Üzerine yapışan o şirinlik muskası Axess kızı imajını Mutluluk’taki Meryem rolüyle de kıramazsa ömrü boyunca kıramaz bir daha.

Meryem kim mi dediniz?.. Taşkale Köyü’nde kendi halinde yaşayıp gitmekte olan gencecik bir fidan. Bir sabah göl kenarında ‘kirlenmiş’ vaziyette bulunuyor. Cezasını töre kesiyor. Namus temizleme vazifesi de amcaoğlu Cemal’e veriliyor. Töre kurbanı iki genç, çıktıkları ölüm yolunda bir profesörle karşılaşıyorlar. Bambaşka bir dünyanın içinde buluyorlar kendilerini. Asıl sürpriz ise finalde. Lakin oraya gelene dek fazla mı uzamış ne?.. Hani bazı sahneleri çıkartsam bir şey eksilmezdi gibi geldi. Dikkatimi çeken bir başka şey de jenerikteki oyuncu isimleriydi. ‘Çıkış sırasına göre yazılmıştır’ diye not düşülmüş. Yani ilk sahneden itibaren kim göründüyse o var, sırasıyla.

Özgü Namal’dan sonra onu göl kenarında bulan yaşlı çoban geliyor.

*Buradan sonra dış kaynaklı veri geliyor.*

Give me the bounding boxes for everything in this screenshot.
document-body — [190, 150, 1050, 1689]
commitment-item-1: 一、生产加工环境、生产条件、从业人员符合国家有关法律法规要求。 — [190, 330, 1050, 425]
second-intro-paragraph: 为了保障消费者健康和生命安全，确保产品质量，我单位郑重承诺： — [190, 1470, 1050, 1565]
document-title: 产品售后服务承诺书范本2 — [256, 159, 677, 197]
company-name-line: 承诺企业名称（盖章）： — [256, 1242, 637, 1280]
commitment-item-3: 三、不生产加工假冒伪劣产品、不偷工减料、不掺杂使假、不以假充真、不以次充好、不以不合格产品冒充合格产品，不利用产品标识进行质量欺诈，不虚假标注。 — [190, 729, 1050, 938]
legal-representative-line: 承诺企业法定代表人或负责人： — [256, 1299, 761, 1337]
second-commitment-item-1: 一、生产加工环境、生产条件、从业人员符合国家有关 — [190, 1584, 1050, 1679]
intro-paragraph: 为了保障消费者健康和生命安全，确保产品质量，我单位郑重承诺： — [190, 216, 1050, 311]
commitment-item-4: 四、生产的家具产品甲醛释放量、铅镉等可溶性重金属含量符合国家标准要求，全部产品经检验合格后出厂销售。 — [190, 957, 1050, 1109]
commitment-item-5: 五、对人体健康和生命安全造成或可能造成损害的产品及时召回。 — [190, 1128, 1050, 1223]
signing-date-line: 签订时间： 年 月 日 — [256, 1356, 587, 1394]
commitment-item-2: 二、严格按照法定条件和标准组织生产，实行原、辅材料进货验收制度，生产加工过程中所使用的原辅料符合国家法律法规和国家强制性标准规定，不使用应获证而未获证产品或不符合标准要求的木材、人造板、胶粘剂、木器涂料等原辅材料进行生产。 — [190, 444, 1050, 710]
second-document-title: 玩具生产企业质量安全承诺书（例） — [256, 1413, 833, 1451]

Malum, genelde alfabetik sıra kullanılır, kimse gücenmesin diye. İsim krizine adil çözüm bulunmuş.

Sağlam öykü, sağlam müzik
Geç bunları, sadede gel derseniz... Sağlam bir öykü (ki, Fransa’da ayın kitabı seçilen Mutluluk, ABD ve dünyanın en büyük kitap zinciri Barnes&Noble ödüllüymüş aynı zamanda), öyküye yakışır güzellikte bir müzik, Abdullah Oğuz gibi işin ehli bir yönetmen, yaz tatilimin en güzel zamanını geçirdiğim Marmaris’in eşsiz koy manzaraları... Ah şimdi orada olmak vardı dedirten... Ve hiç bilmediğimiz, yabancısı olduğumuz bir dünya var Mutluluk’ta. O dünya ki, namus için göz kırpmadan insan öldürtüyor adama, kurbanlık koyun misali. Aynı adam, balık yerken boğazına kılçık kaçan kızı kurtarmak için ter döküyor ama... Aklın mantığın işlemediği bir dünya yani. Ve bir son dakika haberi: Mutluluk filminin Cannes Film Festivali’nde yarışması için başvurusu yapılmış. Kabul görürse göğsümüzü gere gere gönderebiliriz. Film olarak beğenilir beğenilmesine de, namus cinayeti gibi bir töre nedeniyle başımızı öne eğebiliriz.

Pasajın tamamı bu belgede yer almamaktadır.